Na categoria Rainha Gay, Bianca Lins recebeu 200 pontos e conquistou o título pela terceira vez. Ela já havia vencido em edições anteriores, em 2017 e 2024. Segundo Bianca, o resultado representa o reconhecimento de um processo de preparação. “São noites e dias acordados fazendo a fantasia. Eu mesmo confecciono a minha roupa desde a cabeça até o costeiro. Quando a gente é coroado é a gratificação de um trabalho”, disse.

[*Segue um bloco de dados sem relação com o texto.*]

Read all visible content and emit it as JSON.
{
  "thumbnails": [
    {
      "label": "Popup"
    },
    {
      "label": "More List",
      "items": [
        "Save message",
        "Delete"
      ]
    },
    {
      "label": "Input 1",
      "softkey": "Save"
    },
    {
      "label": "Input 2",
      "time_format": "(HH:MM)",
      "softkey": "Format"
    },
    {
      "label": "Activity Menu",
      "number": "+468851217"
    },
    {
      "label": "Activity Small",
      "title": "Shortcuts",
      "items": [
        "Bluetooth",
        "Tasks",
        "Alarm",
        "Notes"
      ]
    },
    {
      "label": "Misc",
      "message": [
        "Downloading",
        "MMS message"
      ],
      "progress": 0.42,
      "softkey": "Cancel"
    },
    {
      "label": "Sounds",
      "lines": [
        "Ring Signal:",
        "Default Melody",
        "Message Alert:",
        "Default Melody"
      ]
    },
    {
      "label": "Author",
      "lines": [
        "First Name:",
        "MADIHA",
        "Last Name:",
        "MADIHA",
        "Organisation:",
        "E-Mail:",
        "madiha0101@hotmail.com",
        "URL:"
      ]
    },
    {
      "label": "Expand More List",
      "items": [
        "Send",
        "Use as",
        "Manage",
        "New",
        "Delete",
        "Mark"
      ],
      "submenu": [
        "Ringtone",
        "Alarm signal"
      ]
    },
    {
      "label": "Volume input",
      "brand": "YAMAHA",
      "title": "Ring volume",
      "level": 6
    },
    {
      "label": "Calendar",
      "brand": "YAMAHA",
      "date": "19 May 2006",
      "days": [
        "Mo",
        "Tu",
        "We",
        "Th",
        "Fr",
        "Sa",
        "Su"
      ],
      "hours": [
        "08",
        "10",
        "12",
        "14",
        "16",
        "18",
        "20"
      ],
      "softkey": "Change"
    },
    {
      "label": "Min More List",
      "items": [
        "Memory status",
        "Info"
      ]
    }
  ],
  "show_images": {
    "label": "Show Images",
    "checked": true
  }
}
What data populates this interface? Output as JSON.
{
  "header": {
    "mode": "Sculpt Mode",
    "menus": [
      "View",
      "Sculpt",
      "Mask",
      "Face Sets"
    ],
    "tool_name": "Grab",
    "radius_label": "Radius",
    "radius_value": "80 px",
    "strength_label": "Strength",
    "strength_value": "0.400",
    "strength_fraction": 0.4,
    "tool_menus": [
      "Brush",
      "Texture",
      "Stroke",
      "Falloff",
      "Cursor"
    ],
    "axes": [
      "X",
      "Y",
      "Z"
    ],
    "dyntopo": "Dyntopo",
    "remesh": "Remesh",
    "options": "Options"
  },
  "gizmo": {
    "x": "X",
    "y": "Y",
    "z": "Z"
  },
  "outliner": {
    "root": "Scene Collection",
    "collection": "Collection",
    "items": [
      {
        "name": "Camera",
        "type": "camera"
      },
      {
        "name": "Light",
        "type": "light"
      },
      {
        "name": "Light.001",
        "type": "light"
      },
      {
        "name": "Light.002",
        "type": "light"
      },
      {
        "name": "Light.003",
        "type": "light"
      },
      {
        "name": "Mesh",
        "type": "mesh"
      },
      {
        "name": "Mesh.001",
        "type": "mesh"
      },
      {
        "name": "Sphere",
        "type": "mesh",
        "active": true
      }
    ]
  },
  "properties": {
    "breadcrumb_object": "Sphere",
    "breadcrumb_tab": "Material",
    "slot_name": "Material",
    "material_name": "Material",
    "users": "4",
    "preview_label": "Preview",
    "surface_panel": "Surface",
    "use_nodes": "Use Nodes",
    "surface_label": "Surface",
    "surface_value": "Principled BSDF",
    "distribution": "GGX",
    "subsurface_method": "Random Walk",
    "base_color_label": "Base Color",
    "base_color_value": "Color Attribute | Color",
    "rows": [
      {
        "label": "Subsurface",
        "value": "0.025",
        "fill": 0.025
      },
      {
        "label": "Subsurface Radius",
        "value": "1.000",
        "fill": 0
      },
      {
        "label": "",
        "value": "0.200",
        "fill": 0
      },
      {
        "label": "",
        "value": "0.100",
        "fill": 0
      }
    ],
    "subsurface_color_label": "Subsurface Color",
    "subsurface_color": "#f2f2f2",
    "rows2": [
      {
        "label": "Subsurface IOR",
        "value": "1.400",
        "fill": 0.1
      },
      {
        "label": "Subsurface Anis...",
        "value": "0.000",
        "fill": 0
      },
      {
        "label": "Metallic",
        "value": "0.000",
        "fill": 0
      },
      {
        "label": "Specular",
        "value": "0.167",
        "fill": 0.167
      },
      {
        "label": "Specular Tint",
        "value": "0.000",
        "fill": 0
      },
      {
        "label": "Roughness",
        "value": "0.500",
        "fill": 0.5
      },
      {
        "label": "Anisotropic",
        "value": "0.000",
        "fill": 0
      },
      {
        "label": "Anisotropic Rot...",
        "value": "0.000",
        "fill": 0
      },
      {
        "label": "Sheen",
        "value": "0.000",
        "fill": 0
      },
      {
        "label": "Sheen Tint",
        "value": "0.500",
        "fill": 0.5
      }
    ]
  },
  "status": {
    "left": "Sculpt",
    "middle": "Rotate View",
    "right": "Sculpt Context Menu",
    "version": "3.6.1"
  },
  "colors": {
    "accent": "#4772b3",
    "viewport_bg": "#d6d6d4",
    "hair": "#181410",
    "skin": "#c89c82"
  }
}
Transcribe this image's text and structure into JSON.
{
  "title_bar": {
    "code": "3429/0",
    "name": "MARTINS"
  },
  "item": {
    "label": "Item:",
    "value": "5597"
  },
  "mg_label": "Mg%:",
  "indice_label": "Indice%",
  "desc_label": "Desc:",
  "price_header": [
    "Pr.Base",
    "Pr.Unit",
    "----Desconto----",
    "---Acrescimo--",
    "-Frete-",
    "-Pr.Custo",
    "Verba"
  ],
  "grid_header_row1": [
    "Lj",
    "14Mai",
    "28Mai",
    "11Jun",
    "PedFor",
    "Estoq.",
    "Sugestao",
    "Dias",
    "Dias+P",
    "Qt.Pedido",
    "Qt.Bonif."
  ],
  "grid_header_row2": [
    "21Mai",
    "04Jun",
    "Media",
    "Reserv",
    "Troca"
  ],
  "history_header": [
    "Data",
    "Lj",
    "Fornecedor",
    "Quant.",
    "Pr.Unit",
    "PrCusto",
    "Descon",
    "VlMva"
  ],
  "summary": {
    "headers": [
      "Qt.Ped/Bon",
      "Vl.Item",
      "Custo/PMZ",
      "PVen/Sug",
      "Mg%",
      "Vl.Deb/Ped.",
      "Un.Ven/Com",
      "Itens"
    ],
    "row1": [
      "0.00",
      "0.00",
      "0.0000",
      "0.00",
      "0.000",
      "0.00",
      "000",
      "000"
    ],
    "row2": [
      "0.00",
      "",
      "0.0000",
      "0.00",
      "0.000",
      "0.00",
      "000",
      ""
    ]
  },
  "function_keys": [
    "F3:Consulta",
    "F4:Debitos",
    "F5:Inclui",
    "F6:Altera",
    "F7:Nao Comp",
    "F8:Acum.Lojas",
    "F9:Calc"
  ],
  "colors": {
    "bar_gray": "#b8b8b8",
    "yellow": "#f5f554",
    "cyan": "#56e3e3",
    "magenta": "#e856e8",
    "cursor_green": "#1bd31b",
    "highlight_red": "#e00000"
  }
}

Os concursos integram a agenda do Carnaval 2026, que reúne apresentações culturais, concursos e atividades abertas ao público. O presidente da Fundação Garibaldi Brasil, Klosber Pereira, afirmou que a programação segue com eventos voltados a diferentes públicos, incluindo atividades para crianças, idosos e pessoas com deficiência. “Venha, pode vir, pois tem espaço. Todos aqui têm direito de se divertir”, declarou.

Neste domingo, 15, está prevista a realização do Folia Criança, com apresentações, atividades recreativas e concursos voltados ao público infantil e ao público idoso. A programação também inclui apresentações de blocos carnavalescos e shows musicais durante a noite, mantendo as atividades concentradas na Praça da Revolução.

O vice-prefeito Alysson Bestene acompanhou o evento e destacou a realização do carnaval como parte do calendário cultural da cidade. “Essa festa popular é tradição. A gente tem que aproveitar esses momentos”, afirmou durante a programação.